Is this PDF repair tool really free, with no signup?+
Yes. No account, no email, no daily quota, and no watermark on the recovered output. Recovery as many PDFs as you need.
Are my files uploaded somewhere?+
No. The repair runs entirely on your device using an open-source PDF engine and the browser's PDF renderer (Mozilla's PDF renderer). The damaged file never leaves the browser tab — important for sensitive documents you can't trust to a third-party service.
What kinds of corruption can be repaired?+
Most common cases: 'damaged' errors from Acrobat / Preview, trailing garbage from interrupted downloads, stale encryption metadata, malformed xref tables, and broken cross-reference streams. Strategy 1 (relaxed the underlying PDF engine) catches these and preserves vector text. Strategy 2 (rasterization) catches more severely damaged files but produces image-only output.
What can't be repaired?+
Three categories: (1) truncated files where the truncation cut off the middle of a critical structure — the part after the truncation is genuinely gone; (2) PDFs with user passwords we don't have — encrypted content can't be decoded without the password (use Unlock PDF first if you have it); (3) files so badly damaged that the browser's PDF renderer can't render even one page — extremely rare but possible.
Which strategy will be used on my file?+
We try Strategy 1 (the underlying PDF engine strict → relaxed) first because it preserves vector text.
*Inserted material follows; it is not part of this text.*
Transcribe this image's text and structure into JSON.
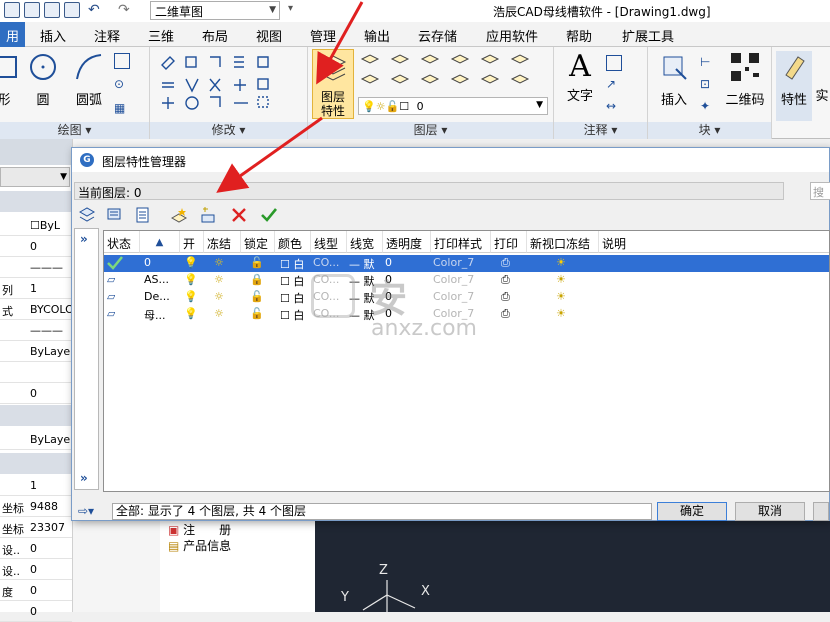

If the underlying PDF engine refuses the file entirely, we automatically fall back to Strategy 2 (page-by-page rasterization via the browser's PDF renderer). The result card tells you which strategy ended up producing the output.
Will the repaired file open in Adobe Acrobat?+
Yes. Both strategies produce standard PDF 1.7 output that opens in Acrobat, Preview (Mac), Foxit, Chrome, every browser, and every mobile PDF reader. Often the repaired version opens in Acrobat where the original wouldn't — that's the whole point of the rewrite.
Why is the output text not selectable in some cases?+
If Strategy 2 (rasterization) was used, the output is image-based — text is pixels, not selectable. This happens when Strategy 1 couldn't read the file at all. Workaround: run the rasterized output through our OCR PDF tool to add a searchable text layer back on top.
Will I lose pages during repair?+
Strategy 1 either recovers all pages or none — if it succeeds, the page count matches the source. Strategy 2 may lose individual pages whose content streams are too damaged to render — the result card lists exactly which pages were lost.
Is repair faster than re-downloading the original?+
Almost always yes — recovery typically takes 1–10 seconds for Strategy 1 and 5–30 seconds for Strategy 2. Re-downloading depends on whether the source still has the file. Worth trying repair first.
Can I repair a password-protected PDF?+
Owner-restricted PDFs (printing/copying locks) are handled automatically — the restrictions come off as part of the repair. For user-password protected PDFs (require a password to open), neither strategy can read the encrypted content. Unlock it first with our Unlock PDF tool using your password, then run the unlocked file through repair if it's also damaged.
Why does the output file sometimes change size?+
Recovery rewrites the PDF with a clean object stream and (in Strategy 2's case) re-encodes pages as JPEG. The output often differs from the input size: smaller if the original had bloated metadata, much larger if Strategy 2 rasterized at high quality. Either way, the size reflects what's actually recoverable.
Can I repair multiple PDFs at once?+
Currently one at a time. For batch repair, run each through individually — each conversion is fast enough that batching isn't worth the UI complexity for v1.
What's the maximum file size I can repair?+
There's no hard cap. Recovery runs in your browser's memory — the practical limit is your device's available RAM. Most browsers handle 100+ MB PDFs without trouble. Strategy 2 on very long documents (500+ pages) takes a few minutes.
Can I repair a PDF on my iPhone or Android?+
Yes. Open this page in Safari (iOS) or Chrome (Android), drop your damaged PDF, and tap Attempt repair. The recovered file saves directly to Files (iOS) or Downloads (Android).